Whatcom Creek Hatchery Enters its 36th Year

The Whatcom Creek Hatchery building has 20 vertical stacks of trays, each stack holding roughly 100,000 eggs. Roughly two million salmon begin their lives each fall in the hatchery, located in Maritime Heritage Park. Earl Steele is an instructor at Bellingham Technical College, and runs the hatchery.
    “I’ve been the instructor and hatcher manager here for 33 years,” Steele says, in an office painted with documents and maps of fish populations. The Whatcom Creek Hatchery was established in 1976, and Maritime Heritage Park was established two years later to boost area salmon populations.
Chum, coho, and chinook salmon are all native to the Whatcom creek area. Hatcheries spawn fish based on what species are native to the area in order to avoid negative impact on the existing fish population.
“We released 1.1 million chinook salmon a year at one point, but politics changed that,” Steele says.
Although chinook salmon are on the endangered species list, Steele is not allowed to spawn them due to federal restrictions.

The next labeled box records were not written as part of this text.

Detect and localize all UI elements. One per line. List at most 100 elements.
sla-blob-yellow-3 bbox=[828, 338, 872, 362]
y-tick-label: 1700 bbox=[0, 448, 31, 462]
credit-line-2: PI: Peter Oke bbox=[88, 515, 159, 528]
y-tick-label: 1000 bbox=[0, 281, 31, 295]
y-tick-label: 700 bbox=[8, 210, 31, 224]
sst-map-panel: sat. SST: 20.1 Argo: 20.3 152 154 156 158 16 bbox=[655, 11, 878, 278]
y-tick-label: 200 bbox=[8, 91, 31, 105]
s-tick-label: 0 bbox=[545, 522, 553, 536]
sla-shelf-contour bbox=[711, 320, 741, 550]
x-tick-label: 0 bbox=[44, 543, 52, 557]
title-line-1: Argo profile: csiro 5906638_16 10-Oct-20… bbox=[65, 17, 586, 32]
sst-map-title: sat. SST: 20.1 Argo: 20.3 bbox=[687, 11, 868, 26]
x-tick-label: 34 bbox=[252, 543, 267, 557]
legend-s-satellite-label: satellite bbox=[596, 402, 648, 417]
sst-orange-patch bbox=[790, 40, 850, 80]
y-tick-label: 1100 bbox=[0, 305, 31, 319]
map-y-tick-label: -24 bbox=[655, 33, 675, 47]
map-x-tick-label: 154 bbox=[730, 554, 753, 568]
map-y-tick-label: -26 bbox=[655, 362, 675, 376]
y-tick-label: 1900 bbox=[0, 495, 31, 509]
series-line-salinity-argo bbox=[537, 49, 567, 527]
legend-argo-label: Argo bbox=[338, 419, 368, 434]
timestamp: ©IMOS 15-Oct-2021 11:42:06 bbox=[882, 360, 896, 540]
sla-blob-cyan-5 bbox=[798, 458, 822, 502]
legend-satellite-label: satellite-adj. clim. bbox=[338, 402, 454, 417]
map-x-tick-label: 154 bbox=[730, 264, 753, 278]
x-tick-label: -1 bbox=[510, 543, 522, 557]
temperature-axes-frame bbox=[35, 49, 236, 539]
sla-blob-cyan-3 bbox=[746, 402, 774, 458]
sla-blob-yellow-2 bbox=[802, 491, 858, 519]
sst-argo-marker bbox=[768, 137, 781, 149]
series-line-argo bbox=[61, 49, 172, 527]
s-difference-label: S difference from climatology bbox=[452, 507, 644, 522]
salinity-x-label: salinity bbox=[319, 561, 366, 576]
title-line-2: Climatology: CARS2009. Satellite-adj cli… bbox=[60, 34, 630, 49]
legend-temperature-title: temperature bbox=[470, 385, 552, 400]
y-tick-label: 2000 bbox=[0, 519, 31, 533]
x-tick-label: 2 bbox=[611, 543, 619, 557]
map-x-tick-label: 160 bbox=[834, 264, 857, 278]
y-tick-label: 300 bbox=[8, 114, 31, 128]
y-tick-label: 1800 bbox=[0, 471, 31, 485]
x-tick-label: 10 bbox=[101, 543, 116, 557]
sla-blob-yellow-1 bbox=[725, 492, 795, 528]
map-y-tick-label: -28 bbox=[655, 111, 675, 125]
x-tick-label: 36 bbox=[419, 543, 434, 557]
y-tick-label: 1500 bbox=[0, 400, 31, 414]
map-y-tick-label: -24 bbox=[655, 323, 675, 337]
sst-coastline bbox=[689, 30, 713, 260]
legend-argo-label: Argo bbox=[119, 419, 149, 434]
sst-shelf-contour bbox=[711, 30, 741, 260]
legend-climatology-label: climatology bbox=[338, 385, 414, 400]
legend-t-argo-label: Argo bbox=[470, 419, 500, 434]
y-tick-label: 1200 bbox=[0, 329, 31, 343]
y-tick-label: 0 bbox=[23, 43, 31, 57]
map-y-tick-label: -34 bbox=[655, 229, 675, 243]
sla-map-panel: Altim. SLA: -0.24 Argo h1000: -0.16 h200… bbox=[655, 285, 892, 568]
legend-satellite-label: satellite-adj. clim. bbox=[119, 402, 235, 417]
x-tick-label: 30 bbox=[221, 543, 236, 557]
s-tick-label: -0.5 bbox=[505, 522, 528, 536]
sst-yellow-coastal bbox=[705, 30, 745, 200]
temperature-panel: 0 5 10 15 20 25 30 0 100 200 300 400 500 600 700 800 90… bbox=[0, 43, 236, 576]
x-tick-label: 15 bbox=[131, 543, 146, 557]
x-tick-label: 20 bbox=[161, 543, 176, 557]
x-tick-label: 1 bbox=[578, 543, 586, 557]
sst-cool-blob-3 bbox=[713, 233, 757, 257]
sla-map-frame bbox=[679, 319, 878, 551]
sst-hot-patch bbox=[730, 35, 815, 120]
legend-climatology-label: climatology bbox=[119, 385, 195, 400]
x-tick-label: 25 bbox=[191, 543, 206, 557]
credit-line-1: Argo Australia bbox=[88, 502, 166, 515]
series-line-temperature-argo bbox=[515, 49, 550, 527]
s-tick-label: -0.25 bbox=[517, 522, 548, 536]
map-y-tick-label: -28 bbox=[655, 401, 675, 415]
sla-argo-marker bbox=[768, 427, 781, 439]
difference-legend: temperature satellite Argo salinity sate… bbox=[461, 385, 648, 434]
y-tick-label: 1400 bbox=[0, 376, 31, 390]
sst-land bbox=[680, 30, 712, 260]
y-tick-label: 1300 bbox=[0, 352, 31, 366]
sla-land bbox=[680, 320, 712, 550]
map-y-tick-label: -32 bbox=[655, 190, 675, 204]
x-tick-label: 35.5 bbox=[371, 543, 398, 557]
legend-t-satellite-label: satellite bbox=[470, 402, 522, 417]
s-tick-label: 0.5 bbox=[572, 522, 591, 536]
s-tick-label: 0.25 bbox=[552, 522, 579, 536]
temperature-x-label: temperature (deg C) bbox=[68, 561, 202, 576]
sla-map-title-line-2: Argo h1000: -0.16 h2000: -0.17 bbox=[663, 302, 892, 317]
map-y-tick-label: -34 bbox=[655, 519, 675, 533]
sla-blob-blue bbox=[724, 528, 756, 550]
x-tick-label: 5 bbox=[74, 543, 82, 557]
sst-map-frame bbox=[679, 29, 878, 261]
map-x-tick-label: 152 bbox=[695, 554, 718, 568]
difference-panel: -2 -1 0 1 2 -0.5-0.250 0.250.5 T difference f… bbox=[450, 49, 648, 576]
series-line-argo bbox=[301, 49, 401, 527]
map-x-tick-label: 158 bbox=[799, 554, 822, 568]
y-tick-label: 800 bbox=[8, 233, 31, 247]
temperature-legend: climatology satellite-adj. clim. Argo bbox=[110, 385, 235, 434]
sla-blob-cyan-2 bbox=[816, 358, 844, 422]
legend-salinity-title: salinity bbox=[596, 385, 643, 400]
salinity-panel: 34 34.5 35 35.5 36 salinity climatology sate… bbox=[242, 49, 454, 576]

    “We haven’t raised fall chinook here for about six years. The federal government stepped in and told us not to spawn anymore, because they may stray and go into the nooksack river. Then they could spawn with spring chinook and create a hybrid, which could potentially mess up their genetics.” Steele says.
    Regulations are imposed by a yearly “brood document”, which determines target fish production goals and imposes restrictions on the production of certain species of fish.
    “The state has recently told us not to spawn anymore coho salmon, which is a problem because this is a college program and we want as many species as possible,” Steele says. “I think some of the tribes and the state are still battling over that.”
The educational impacts are not the only concern for Steele, as coho population can be impacted significantly by both commercial and sport fishing.
    “Whatcom creek was dead when I started here. There are a lot of coho now, but fishing pressure would eliminate the entire coho stock within a cycle or two,” Steele says.
    Steele doesn’t have to leave his office to how popular fishing is in this area, and knows how quickly salmon populations can dwindle.
    “We get about 200 people down here fishing at a time in the Fall,” Steele says.
    All of the work at the hatchery is done by students taking the fisheries program at Bellingham Technical College. Steele also manages the hatchery at Whatcom Falls Park.
    “That’s where we spawn rainbow trout, which isn’t for the state but for our own projects,” Steele says.
    Spawning and raising fish is a multi-layered process, beginning with the fertilization of eggs.
    “Female salmon are cut open to get the eggs,” says Bellingham Technical College student Fernando Martinez. “Then you have to squeeze the male salmon to get the milt, which contains the sperm. The eggs are kept in trays until they hatch into alevins, which is a fish with the yolk sack attached.”
    Fish are killed after spawning because they will die anyways as a result of spawning. The carcasses are then donated to a company which processes the fish and then distributes them to local food banks. The amount of time it takes for a fish to mature after hatching depends on the species.
    “Coho and steelhead trout need a year and a half to mature, pink salmon take about 60 days and chum salmon take about 30 days,” Steele says.
    The survival rate of fish spawned in a hatchery is much higher than in the wild. Of every 3,000 eggs fertilized in the wild, 300 make it past the egg stage, while 2,700 eggs successfully hatch in the hatchery. Only 2 of every 3,000 eggs in the wild survives to become a spawning adult while roughly 20 hatchery salmon become adults, although this number can vary tremendously.
    “I’ve seen returns as low as 0.1 percent before and as high as 3 percent, but typically we see a 0.7 percent return,” Steele says. The hatchery produces roughly three million fish per year, putting the spawning adult fish return totals as low as 3,000 and as high as 90,000.